Cada indivíduo processa o investimento cultural na civilização de maneira muito singular e complexa. Alguns escapam aos padrões. Às vezes, isso lhes impõe a marginalidade, o sofrimento, a doença, a morte de si e/ou dos outros. Portanto, ao lado do questionamento da motivação para alguém assumir comportamento tão díspar dos padrões aceitos no atual contexto civilizatório, como aconteceu no Rio, há que se refletir sobre a prática de isolamento social de quem manifesta diferenças.
Obviamente, esse caso choca, e muito, principalmente por ultrapassar tanto a curva de normalidade dos comportamentos que sustenta o equilíbrio de nossas relações sociais. Porém, precisamos perguntar: teria esse fulano chegado ao extremo que chegou se tivesse tido oportunidade de acolhimento familiar, de amigos, profissional? Ninguém percebeu que o indivíduo se isolava e manifestava carências? Se percebeu, provavelmente reagiu da maneira mais normal (e bem aceita socialmente) que é dizer “cada um com seus problemas”.
Foi desse senso comum que partimos com os alunos para lembrá-los que o antídoto contra a manifestação de atitudes como a do “atirador de Realengo” é a construção de uma malha (evito a palavra rede, intencionalmente) de relacionamentos que nos proteja de nós mesmos em situações-limite de recusa civilizacional, de rebeldia autodestrutiva, de desespero.
O medo em excesso produz monstros! Portanto, quem é que ganha com a sustentação da paranóia coletiva que esse episódio suscita? Certamente aqueles que oferecem segurança: estado forte, empresas de segurança, vendedores de seguro, alarmes, cercas elétricas, câmeras, detectores de metais ...

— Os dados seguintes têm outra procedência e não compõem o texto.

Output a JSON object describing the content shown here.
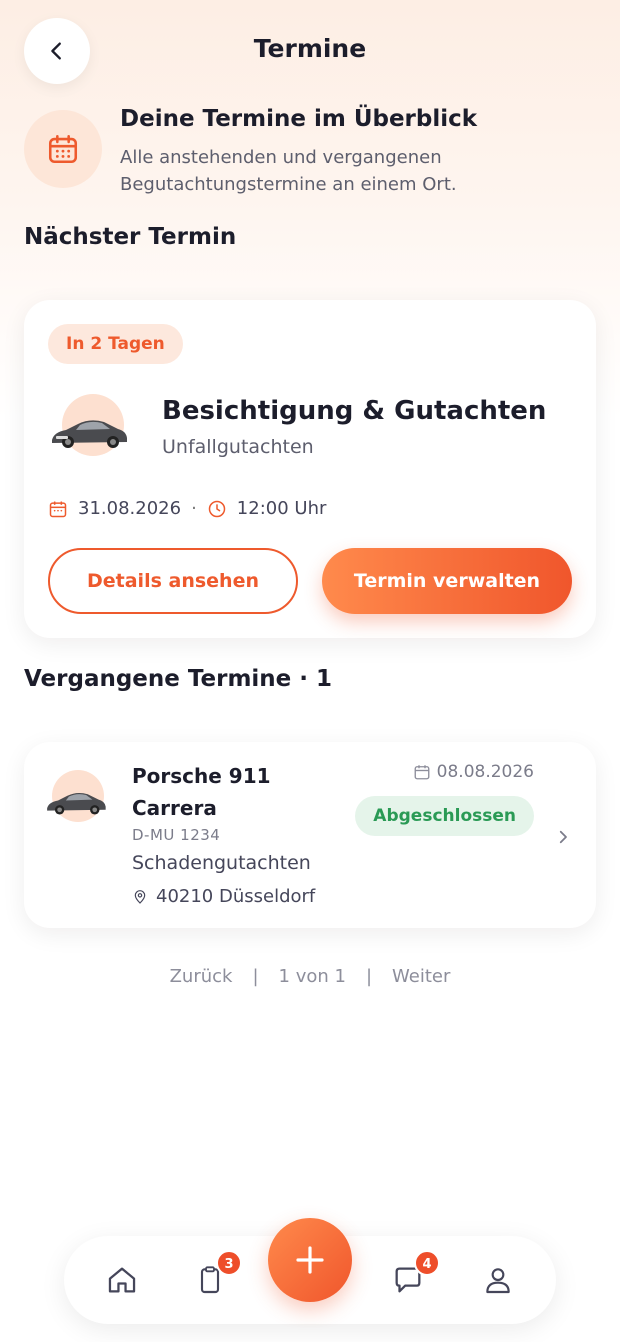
{
  "header": {
    "title": "Termine"
  },
  "intro": {
    "title": "Deine Termine im Überblick",
    "description": "Alle anstehenden und vergangenen Begutachtungstermine an einem Ort."
  },
  "next": {
    "section_title": "Nächster Termin",
    "badge": "In 2 Tagen",
    "title": "Besichtigung & Gutachten",
    "subtitle": "Unfallgutachten",
    "date": "31.08.2026",
    "separator": "·",
    "time": "12:00 Uhr",
    "details_label": "Details ansehen",
    "manage_label": "Termin verwalten"
  },
  "past": {
    "section_title": "Vergangene Termine · 1",
    "items": [
      {
        "title_line1": "Porsche 911",
        "title_line2": "Carrera",
        "plate": "D-MU 1234",
        "type": "Schadengutachten",
        "location": "40210 Düsseldorf",
        "date": "08.08.2026",
        "status": "Abgeschlossen"
      }
    ]
  },
  "pagination": {
    "prev": "Zurück",
    "sep": "|",
    "page": "1 von 1",
    "next": "Weiter"
  },
  "tabbar": {
    "clipboard_badge": "3",
    "chat_badge": "4"
  },
  "colors": {
    "accent": "#ee5a2d",
    "success": "#2a9a55",
    "badge_red": "#ee4e2a"
  }
}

Agora que sabemos que também no Brasil há um caso de invasão de escola e massacre de crianças, devemos blindar nossos colégios? Para alguns, a resposta é outra pergunta: qual a probabilidade de algo semelhante voltar a ocorrer? De nossa parte, propomos uma nova questão: que papel pode ter a educação para evitar que desgraças desse porte (coletivas ou individuais) ocorram em qualquer circunstância e não apenas em escolas?
Na nossa pergunta está contida já a ideia de que só podemos trabalhar para evitar. Assumimos essa condição honestamente. Empresas que vendem segurança não assumem isso. Entretanto, mesmo com todos os dispositivos sofisticados, bancos e lojas continuam a ser assaltados. Evitamos a hipocrisia. Temos claro que sobre a ação humana (desviante que seja) não há controle suficiente. Portanto, não vamos engrossar a onda paranoizante que dá azo a uma sociedade do controle a la Big Brother – o de G. Orwell, não o da Globo.

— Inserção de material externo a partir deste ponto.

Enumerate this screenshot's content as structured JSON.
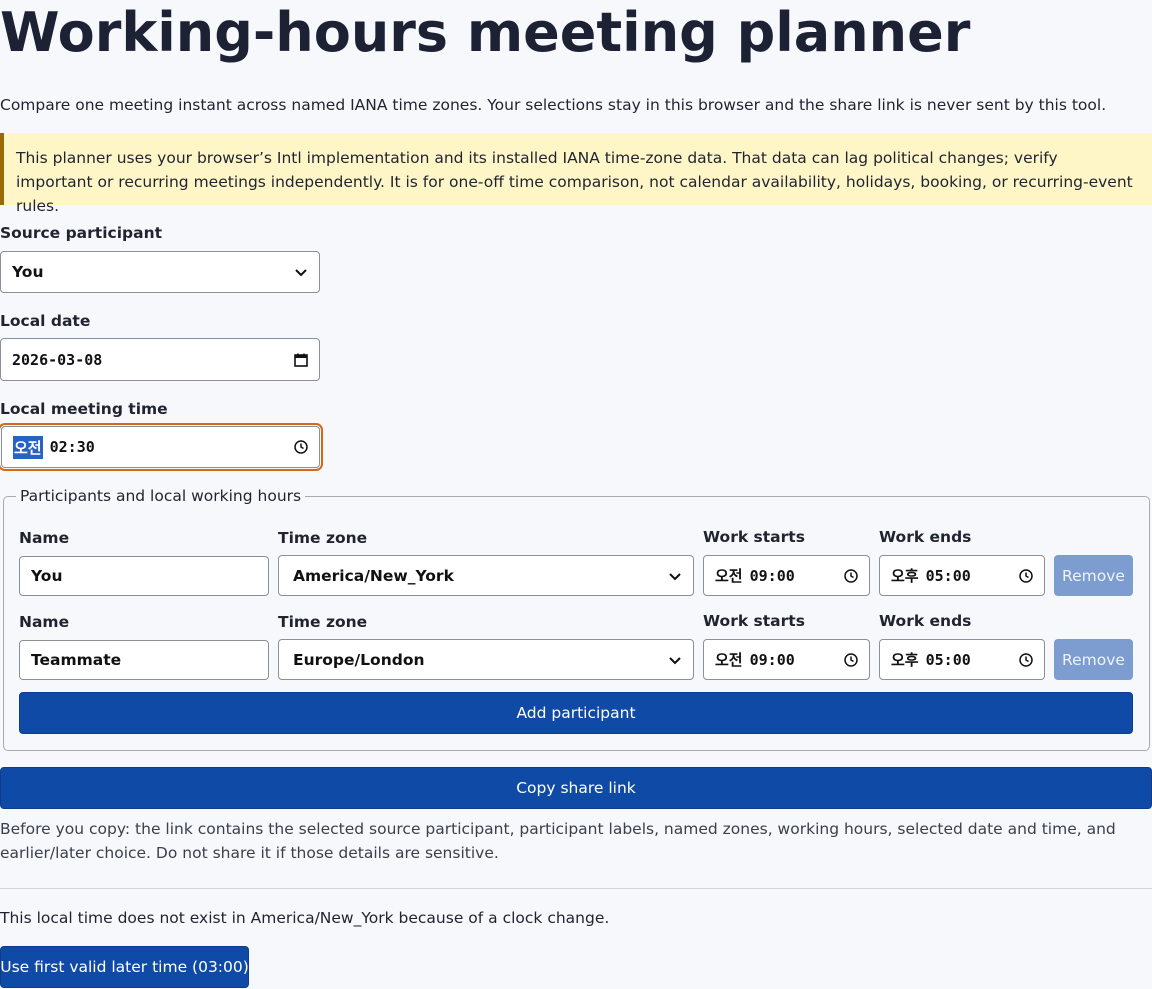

O impacto de Realengo não abalará nossa crença de que educar envolve prestar atenção às pessoas (não somente para controlá-las), levar em consideração suas subjetividades, afirmar positivamente suas diversidades, oferecer-lhes continência quando necessário, exercitar com elas a cooperação, o diálogo, o desafio de não aceitar soluções fáceis e ligeiras sem refletir grande.
Continuaremos a praticar e incentivar o enlace comunitário como referência para a construção de malhas relacionais que possam nos sustentar quando tombamos do trapézio.

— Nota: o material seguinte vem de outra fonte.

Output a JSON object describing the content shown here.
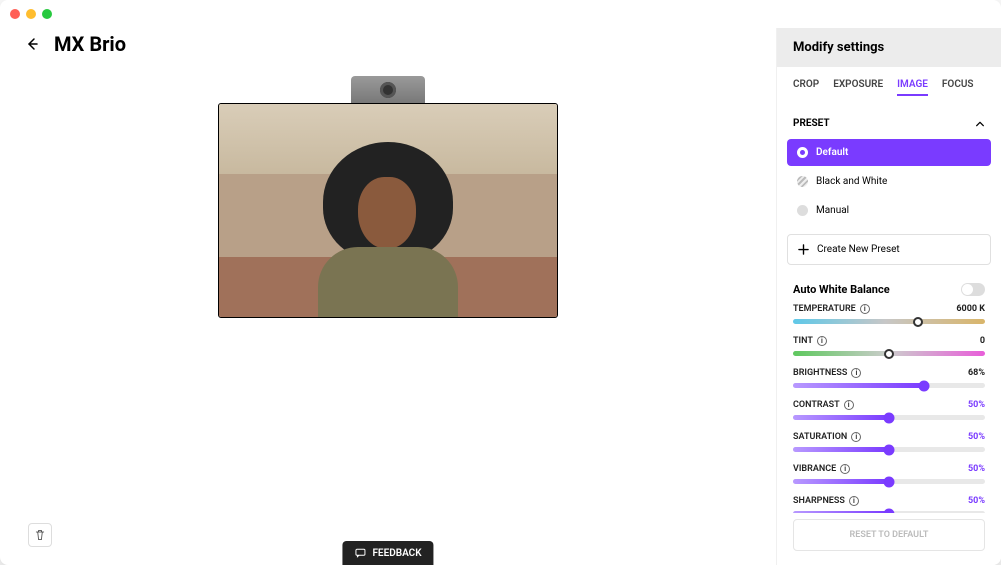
{
  "header": {
    "title": "MX Brio"
  },
  "feedback": {
    "label": "FEEDBACK"
  },
  "panel": {
    "title": "Modify settings",
    "tabs": [
      "CROP",
      "EXPOSURE",
      "IMAGE",
      "FOCUS"
    ],
    "active_tab": "IMAGE",
    "preset_label": "PRESET",
    "presets": [
      {
        "name": "Default",
        "selected": true
      },
      {
        "name": "Black and White",
        "selected": false
      },
      {
        "name": "Manual",
        "selected": false
      }
    ],
    "create_preset": "Create New Preset",
    "awb_label": "Auto White Balance",
    "awb_enabled": false,
    "sliders": {
      "temperature": {
        "label": "TEMPERATURE",
        "value_text": "6000 K",
        "percent": 65,
        "type": "temp"
      },
      "tint": {
        "label": "TINT",
        "value_text": "0",
        "percent": 50,
        "type": "tint"
      },
      "brightness": {
        "label": "BRIGHTNESS",
        "value_text": "68%",
        "percent": 68,
        "type": "purple"
      },
      "contrast": {
        "label": "CONTRAST",
        "value_text": "50%",
        "percent": 50,
        "type": "purple"
      },
      "saturation": {
        "label": "SATURATION",
        "value_text": "50%",
        "percent": 50,
        "type": "purple"
      },
      "vibrance": {
        "label": "VIBRANCE",
        "value_text": "50%",
        "percent": 50,
        "type": "purple"
      },
      "sharpness": {
        "label": "SHARPNESS",
        "value_text": "50%",
        "percent": 50,
        "type": "purple"
      }
    },
    "reset": "RESET TO DEFAULT"
  }
}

Seguiremos na intenção de aquecer as redes digitais. Diante de uma tragédia como essa, convocamos todos a ampliar suas reflexões e a realizar seu compromisso civilizador com aqueles que estejam à volta. Vamos apenas recordar que segurança absoluta era o que o atirador pretendia quando chegasse a um suposto paraíso. Pois que lá fique, bem seguro!